Par ailleurs, plusieurs fournisseurs actifs dans le secteur plus large de l'automatisation portuaire pourraient potentiellement pénétrer le segment des rayonnages grande hauteur. L'entreprise finlandaise Cargotec (avec sa marque Kalmar) a réalisé un chiffre d'affaires d'environ 1,32 milliard de dollars américains en 2024 grâce à ses ponts roulants automatisés et ses systèmes de contrôle de terminaux, et exploite 18 terminaux automatisés dans le monde. Son concurrent Konecranes, également finlandais, a généré un chiffre d'affaires de 1,11 milliard de dollars américains et exploite 15 terminaux automatisés. Le géant chinois des engins de chantier ZPMC (Shanghai Zhenhua Heavy Industries) est le plus grand installateur au monde avec un chiffre d'affaires de 980 millions de dollars américains et 22 terminaux automatisés, mais son activité est axée sur les ponts roulants automatisés plutôt que sur les rayonnages grande hauteur.
Sur le marché plus large des systèmes de stockage et de récupération automatisés (AS/RS), Daifuku (Japon, chiffre d'affaires annuel de 4,55 milliards de dollars US), Dematic (membre du groupe KION, 4,06 milliards de dollars US) et SSI Schäfer (Allemagne, 1,93 milliard de dollars US) dominent le secteur. Ces entreprises sont des leaders technologiques pour les entrepôts intralogistiques classiques à grande hauteur, mais n'ont jusqu'à présent que marginalement développé des solutions spécifiques aux conteneurs.

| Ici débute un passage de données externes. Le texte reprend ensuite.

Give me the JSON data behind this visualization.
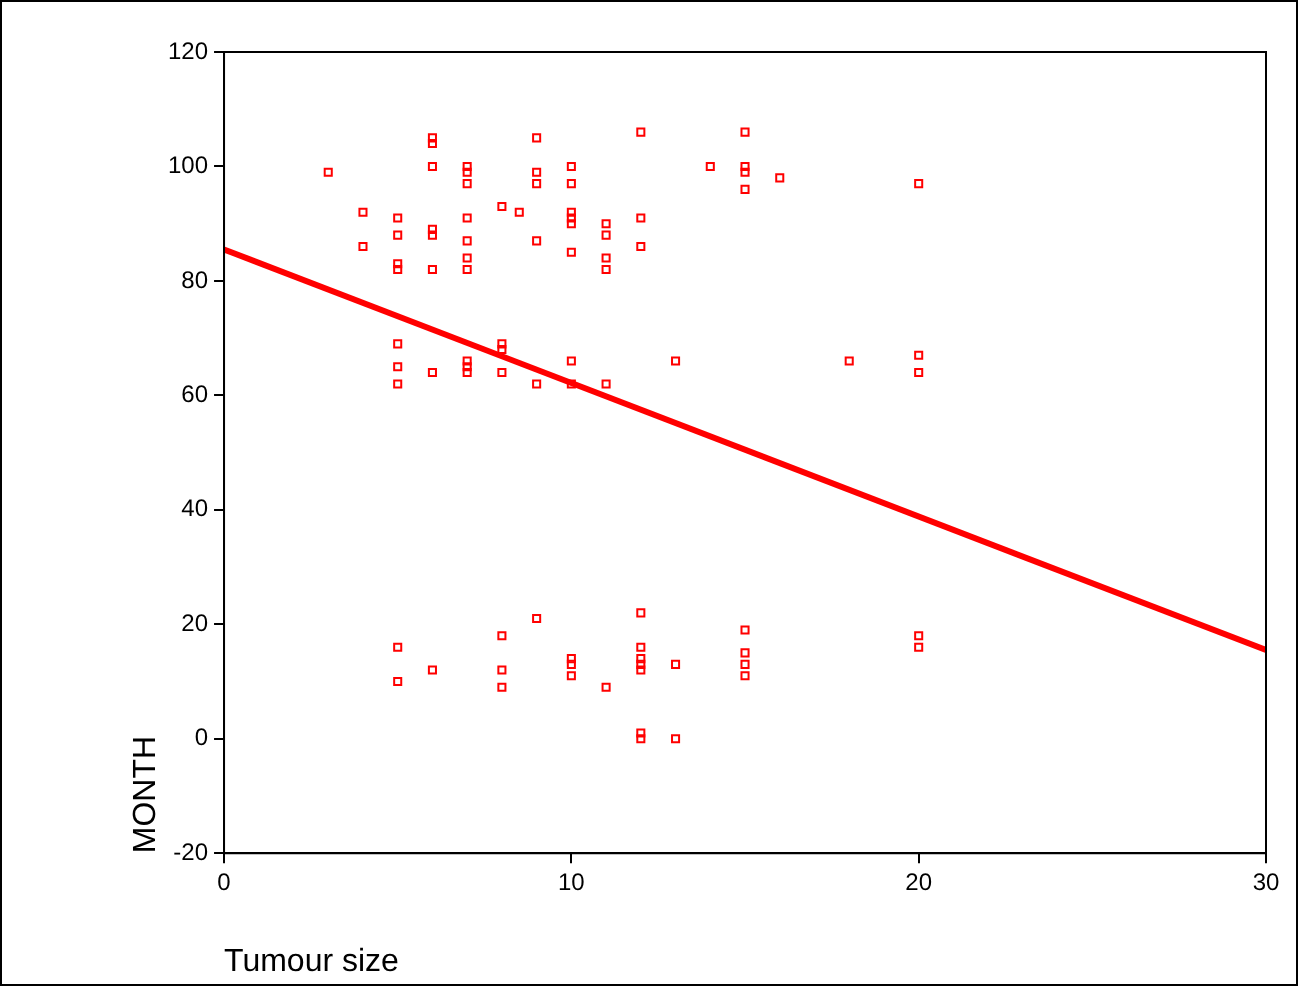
{
  "chart_data": {
    "type": "scatter",
    "xlabel": "Tumour size",
    "ylabel": "MONTH",
    "xlim": [
      0,
      30
    ],
    "xticks": [
      0,
      10,
      20,
      30
    ],
    "ylim": [
      -20,
      120
    ],
    "yticks": [
      -20,
      0,
      20,
      40,
      60,
      80,
      100,
      120
    ],
    "grid": false,
    "legend": false,
    "series": [
      {
        "color": "#ff0000",
        "marker": "square",
        "x": [
          3,
          4,
          4,
          5,
          5,
          5,
          5,
          5,
          5,
          5,
          5,
          5,
          6,
          6,
          6,
          6,
          6,
          6,
          6,
          6,
          7,
          7,
          7,
          7,
          7,
          7,
          7,
          7,
          7,
          7,
          8,
          8,
          8,
          8,
          8,
          8,
          8,
          8.5,
          9,
          9,
          9,
          9,
          9,
          9,
          10,
          10,
          10,
          10,
          10,
          10,
          10,
          10,
          10,
          10,
          10,
          11,
          11,
          11,
          11,
          11,
          11,
          12,
          12,
          12,
          12,
          12,
          12,
          12,
          12,
          12,
          12,
          13,
          13,
          13,
          14,
          15,
          15,
          15,
          15,
          15,
          15,
          15,
          15,
          16,
          18,
          20,
          20,
          20,
          20,
          20
        ],
        "values": [
          99,
          92,
          86,
          91,
          88,
          83,
          82,
          69,
          65,
          62,
          16,
          10,
          105,
          104,
          100,
          89,
          88,
          82,
          64,
          12,
          100,
          99,
          97,
          91,
          87,
          84,
          82,
          66,
          65,
          64,
          93,
          69,
          68,
          64,
          18,
          12,
          9,
          92,
          105,
          99,
          97,
          87,
          62,
          21,
          100,
          97,
          92,
          91,
          90,
          85,
          66,
          62,
          14,
          13,
          11,
          90,
          88,
          84,
          82,
          62,
          9,
          106,
          91,
          86,
          22,
          16,
          14,
          13,
          12,
          1,
          0,
          66,
          13,
          0,
          100,
          106,
          100,
          99,
          96,
          19,
          15,
          13,
          11,
          98,
          66,
          97,
          67,
          64,
          18,
          16
        ]
      },
      {
        "type": "line",
        "marker": "none",
        "color": "#ff0000",
        "x": [
          0,
          30
        ],
        "values": [
          85.5,
          15.5
        ]
      }
    ]
  }
}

AMOVA/BOXBAY occupe ainsi un segment de niche bien défini dans ce secteur concurrentiel – un segment qui, toutefois, connaîtra une croissance rapide avec l'augmentation de sa commercialisation. LTW Intralogistics, basée à Wolfurt, démontre que l'accès à ce segment est également possible pour les prestataires spécialisés de taille moyenne, à condition qu'ils possèdent l'expertise nécessaire en matière de levage de charges lourdes et qu'ils soient disposés à développer régulièrement des projets de référence.
Il reste à voir si BOXBAY pourra générer le rythme de développement et les capitaux nécessaires pour répondre à la demande émergente du marché mondial avant que des acteurs majeurs comme Konecranes ou Kalmar ne développent leurs propres solutions de rayonnages grande hauteur pour conteneurs. Le transfert technologique réalisé par AMOVA – l'adaptation de la logistique éprouvée des bobines aux conteneurs – est, en principe, reproductible. La protection par brevet et une longueur d'avance en matière d'apprentissage constituent des avantages concurrentiels décisifs. LTW, quant à elle, démontre que le segment spécifique des solutions sur mesure – les systèmes de rayonnages grande hauteur pour conteneurs de petite et moyenne taille destinés à des applications non maritimes – représente un segment de marché distinct où l'expertise de niche prime initialement sur les économies d'échelle.
Noyau technologique : Qu'est-ce qui distingue un entrepôt à conteneurs à grande hauteur d'un entrepôt à rayonnages classique ?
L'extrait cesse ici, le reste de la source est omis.